Uzakdoğulu yönetmen Ang Lee’nin 2005 yılında çektiği
Brokeback Mountain, beklenenin üstünde başarı göstermişti. Oscar başta olmak
üzere birçok festivalden eli kolu dolu dönen film, Lee’nin de yükselişinin sinyallerini
vermişti. Ayrıca sadece yönetmen olarak değil oyunculuklar anlamında da yıldızlar
geçidi niteliğinde olmuş bir film Brokeback Mountain. Özellikle Jake Gyllenhaal
o günkü oyunculuk performansı ile vaat ettiği umudu boşa çıkarmadı; son
yılların en iyi aktörleri arasına yerleşti. Ki Oscar’ı kazanması da çok uzak
olmasa gerek. Maalesef ki filmin bir
diğer başrol oyuncusu Heath Ledger, 2008 yılında aramızdan ayrılarak serüvenine
devam edemedi. Şayet yaşasaydı Ledger’in yolu da fazlasıyla açıktı, tıpkı
Michelle Williams ve Anne Hathaway gibi.
Amerika’nın Brokeback dağlarında iki erkeğin kendini bulma
hikayesi olan film aynı zamanda western türünden de beslenir. Ennis ve Jack’in
yolları mevsimlik iş için çıktıkları Brokeback dağlarında kesişir. İkisinin az
çok planlanmış bir hayatları vardır. Ne var ki içinde bulundukları uçsuz
bucaksız, dingin doğa onları planlarından hariç yollara saptırır. Özellikle
Ennis gibi suskun, içe kapanık, yeniliğe asla açık olmayan, fazla erkeksi bir
kişiliği bile yoldan çıkarmayı başaracak bir büyüye sahiptir Brokeback dağları.
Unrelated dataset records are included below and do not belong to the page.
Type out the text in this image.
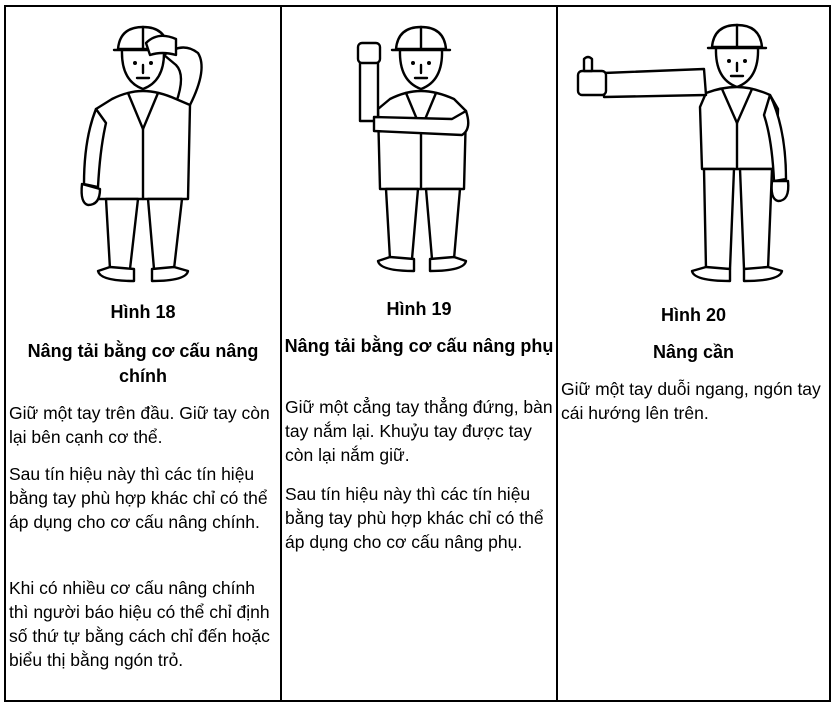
Hình 18
Nâng tải bằng cơ cấu nâng chính

Giữ một tay trên đầu. Giữ tay còn lại bên cạnh cơ thể.

Sau tín hiệu này thì các tín hiệu bằng tay phù hợp khác chỉ có thể áp dụng cho cơ cấu nâng chính.

Khi có nhiều cơ cấu nâng chính thì người báo hiệu có thể chỉ định số thứ tự bằng cách chỉ đến hoặc biểu thị bằng ngón trỏ.

Hình 19
Nâng tải bằng cơ cấu nâng phụ

Giữ một cẳng tay thẳng đứng, bàn tay nắm lại. Khuỷu tay được tay còn lại nắm giữ.

Sau tín hiệu này thì các tín hiệu bằng tay phù hợp khác chỉ có thể áp dụng cho cơ cấu nâng phụ.

Hình 20
Nâng cần

Giữ một tay duỗi ngang, ngón tay cái hướng lên trên.
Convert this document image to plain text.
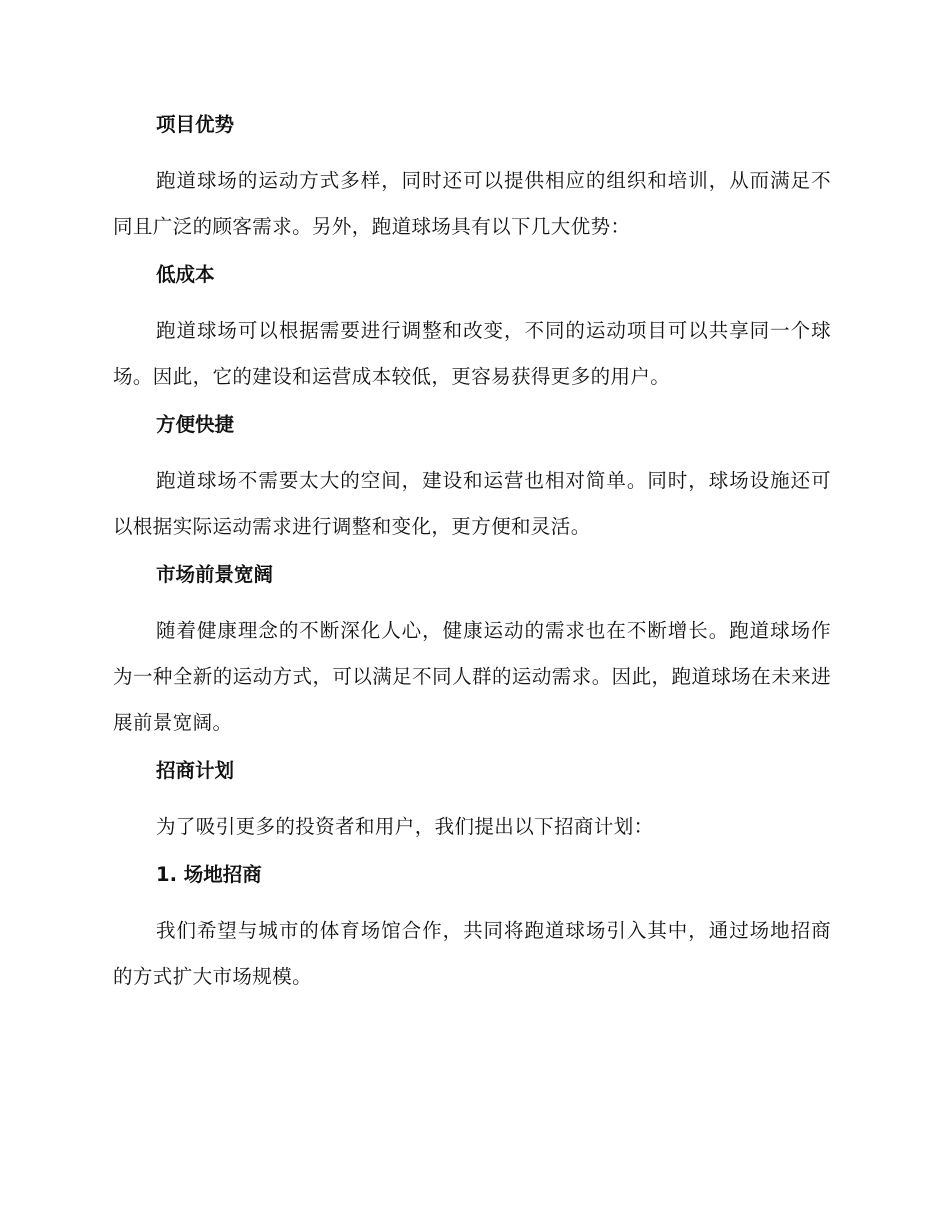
项目优势

跑道球场的运动方式多样，同时还可以提供相应的组织和培训，从而满足不同且广泛的顾客需求。另外，跑道球场具有以下几大优势：

低成本

跑道球场可以根据需要进行调整和改变，不同的运动项目可以共享同一个球场。因此，它的建设和运营成本较低，更容易获得更多的用户。

方便快捷

跑道球场不需要太大的空间，建设和运营也相对简单。同时，球场设施还可以根据实际运动需求进行调整和变化，更方便和灵活。

市场前景宽阔

随着健康理念的不断深化人心，健康运动的需求也在不断增长。跑道球场作为一种全新的运动方式，可以满足不同人群的运动需求。因此，跑道球场在未来进展前景宽阔。

招商计划

为了吸引更多的投资者和用户，我们提出以下招商计划：

1. 场地招商

我们希望与城市的体育场馆合作，共同将跑道球场引入其中，通过场地招商的方式扩大市场规模。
Jack ise hayatı boyunca yeniliğe açık olmuş, çılgın, gözü kara bir karakter
olduğundan dolayı zaten doğaya ve hayatın akışına kendini hemencecik bırakır.
Dağda çobanlık ve bekçilik yapan Ennis ve Jack her ne kadar erkeksi tavırlar
takınsalar, at üstünde marifetlerini sergileyip, atar yapınca kavga etmekten
çekinmeseler de duygularının sesine kulaklarını tıkayamazlar. Aşkın ne zaman ne
yer ne de cinsiyet tanıdığını, aşkın bunların hepsinin üstünde yer alan bir
gerçek olduğunu yaşayarak tadar ve anlarlar. Ve bu sürpriz aşk ilk başlar da
kabulleniş noktasında özellikle Ennis’i zorlasa da direnmenin âlemi olmadığını o
da anlar.
Her ne kadar film bize Ennis ve Jack’ın hayatını göstererek
ilerici bir şey yapıyor gibi algılansa da alt metinde söyledikleri pek de hoş
değil. Jack ile Ennis ilk birbirleri ile seviştikleri gecenin sabahı sürüdeki
koyunlardan birinin kurt tarafından yenilmesi ya da aşkını özgürce yaşamak
isteyen Jack’in cezalandırılması; yanlış yollara sapanların sonu böyle olur
demek istiyor. Oldukça ilerici bir film yapıyormuş gibi gözükerek alttan alta
farklı mesajlar veren bir film Brokeback Mountain. Lee, sağ gösterip sol
vuruyor tabiri caizse. Ayrıca Jack ve Ennis’in eşlerini mağdur olarak çizmesi
de cabası. Burada da yine bunu yapan erkeklerin kadınlara da üzüntü yaşattığını
onları zor duruma soktuğunu dile getirir. Son olarak daha muhafazakâr karakter
olan Ennis’in hayatının öncelikli olarak izlenmesi filmin aslında onun hikâyesiymiş
gibi gösterilmesi de çok kasıtlı bir hareket; şayet yönetmen Ennis ile özdeşlik
kurmamızı istiyor. Özgürlükçü, daha rahat davranan Jack ile katharsis yaşatmak
istemez Lee. Görüldüğü gibi Lee’nin dili çok sıkıntılıdır bu açıdan. Aslında
şaşırmamak gerek; Hollywood’a transfer olmuş bir yönetmenden tam da Hollywood
tarzı hareketlerdir bunlar.
Çatışmasını toplumsal değer yargıları ile Jack ve Ennis
asındaki aşk arasında kuran film doğayı muhteşem sunumu, başarılı
oyunculukları, türler arası mükemmel uyumu ile çok başarılı bir yapım. Ayrıca
film özellikle Ennis üzerinden sınıf meselesine de değinir. Ennis’in ekonomik
olarak yaşadığı sıkıntılar hep var olur. Jack’in ise zengin kayınbabası
karşısında uzun yıllar sinmek zorunda olması ise oldukça sinir bozucu. Ne var
ki oldukça sıkıntılı olan dili her şeyi eksik bırakıyor gibi.